Course Title: Computational Geometry
Full Marks: 45+30
Course No: C.Sc. 562
Pass Marks: 22.5+15
Credit Hours: 3
Nature of the course: Theory +Lab
Computational Geometry is the study of the representation and storage of geometric data and relationships, and the design & implementation and analysis of computational algorithms that operate on geometric data to answer questions of practical interest. In this course fundamental algorithms in computational geometry will be covered. Covered topics include;Elementary geometric objects, line segment intersection, triangulation of polygons, polygon partitioning, convex hull computation in 2D and 3D, proximity problems: Voronoi diagrams , motion path planning, mesh generation, range search
Introduce the development of algorithmic tools for solving problems having geometric flavor. Apply such tools for solving problems related to computer graphics, geographic information systems (GIS), robotics, and others‐‐‐in which geometric algorithms play a fundamental role.
Unit1: Arrangements of geometric objects and spatial decomposition
1.1 Representation of points , Lines, Line segments, Ray, Polygon, Visibility inside polygon, Triangulation dual, Mouth and Ear of a polygon, Meisters two ear theorem, Coloring of polygon, Polygon triangulation, Art gallery theorem, Notion of turn tests, Computing area of a polygon, Segment Intersection Computation and detection of segment intersection, Plane‐sweep approach for Segment Intersection (6hrs)
1.2 Diagonal tests, Polygon triangulation: Linear time triangulation, Monotone partitioning, Trapezodalization, Plan‐sweep approach for monotone partitioning, intersection of polygons, Convex Partitioning Problem (CPP), Essential diagonals, Hertel’s Mehlhorns Algorithm for CPP, Optimal convex partitioning (7hrs)

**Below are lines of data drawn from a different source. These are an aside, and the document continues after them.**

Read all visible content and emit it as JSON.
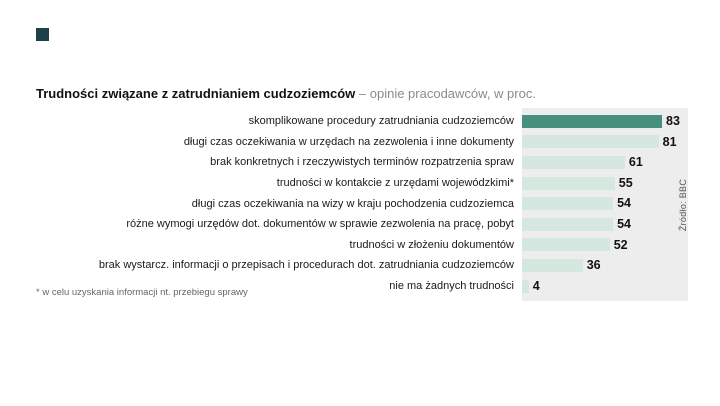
{
  "brand": {
    "corner_color": "#1d4049"
  },
  "header": {
    "title_bold": "Trudności związane z zatrudnianiem cudzoziemców",
    "title_rest": "– opinie pracodawców, w proc."
  },
  "chart_data": {
    "type": "bar",
    "orientation": "horizontal",
    "title": "Trudności związane z zatrudnianiem cudzoziemców",
    "subtitle": "opinie pracodawców, w proc.",
    "categories": [
      "skomplikowane procedury zatrudniania cudzoziemców",
      "długi czas oczekiwania w urzędach na zezwolenia i inne dokumenty",
      "brak konkretnych i rzeczywistych terminów rozpatrzenia spraw",
      "trudności w kontakcie z urzędami wojewódzkimi*",
      "długi czas oczekiwania na wizy w kraju pochodzenia cudzoziemca",
      "różne wymogi urzędów dot. dokumentów w sprawie zezwolenia na pracę, pobyt",
      "trudności w złożeniu dokumentów",
      "brak wystarcz. informacji o przepisach i procedurach dot. zatrudniania cudzoziemców",
      "nie ma żadnych trudności"
    ],
    "values": [
      83,
      81,
      61,
      55,
      54,
      54,
      52,
      36,
      4
    ],
    "value_max_ref": 83,
    "highlight_index": 0,
    "xlim": [
      0,
      100
    ],
    "grid": false,
    "legend": "none",
    "colors": {
      "highlight_bar": "#46917e",
      "normal_bar": "#d5e8df",
      "panel_background": "#ededed",
      "value_text": "#111111"
    }
  },
  "footnote": "* w celu uzyskania informacji nt. przebiegu sprawy",
  "source": "Źródło: BBC"
}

Unit2: Convex Hull Problems
2.1 Convex hull computation in 2D: convex hull of point sets, naïve algorithm, gift‐wrap method, Graham scan algorithm, divide and conquer, quick hull approach, incremental algorithm (8hrs)
2.2 Convex hull computation in 3D: Notion of planar graphs, Doubly Connected Edge List, Eular Theorem, box enclosing problem, gift‐wrap algorithm, divide and conquer approach, incremental algorithm. (4hrs)
Unit3: Proximity Problems and Motion Planning
3.1 Voronoi polygon and Voronoi diagram, Delaunay Triangulation, Relationship between Delaunay triangulation and Voronoi diagrams, Construction of Voronoi diagram, Largest Empty Circle Problem, Nearest Neighbor problem, Computing closest pair of points, using Voronoi diagram to compute closest pairs. (7hrs)
3.2 Range Search, 1D‐Range Searching querying, Kd‐trees, Range Trees, Higher Dimensional Range Trees, (4 hrs)
3.3 Robot Motion Planning, Path planning and motion planning in 2D, visibility graphs, computing shortest paths by using visibility graphs, object growing, Minkwoski Sum, Use of Minkwoski Sum for growing obstacles, Motion planning of point robots, disc robots and polygonal robots. (5hrs)
Unit 4 : Mesh
4.1 Mesh and its types, Algorithms for generation two dimensional mesh, application of Delaunay triangulation and quad‐tree methods for generating meshes, mesh conversion, mesh refinements, (4hrs)
- J.O’ Rourke, Computational Geometry in C, Cambridge University Press.
- Mark de Berg, Otfried Cheong, Marc van Kreveld, and Mark Overmars, Computational Geometry: Algorithms and Applications, Springer Berlin Heidelberg
- Handbook of Computational Geometry, JR Sack, J. Urrutia, Elsevier.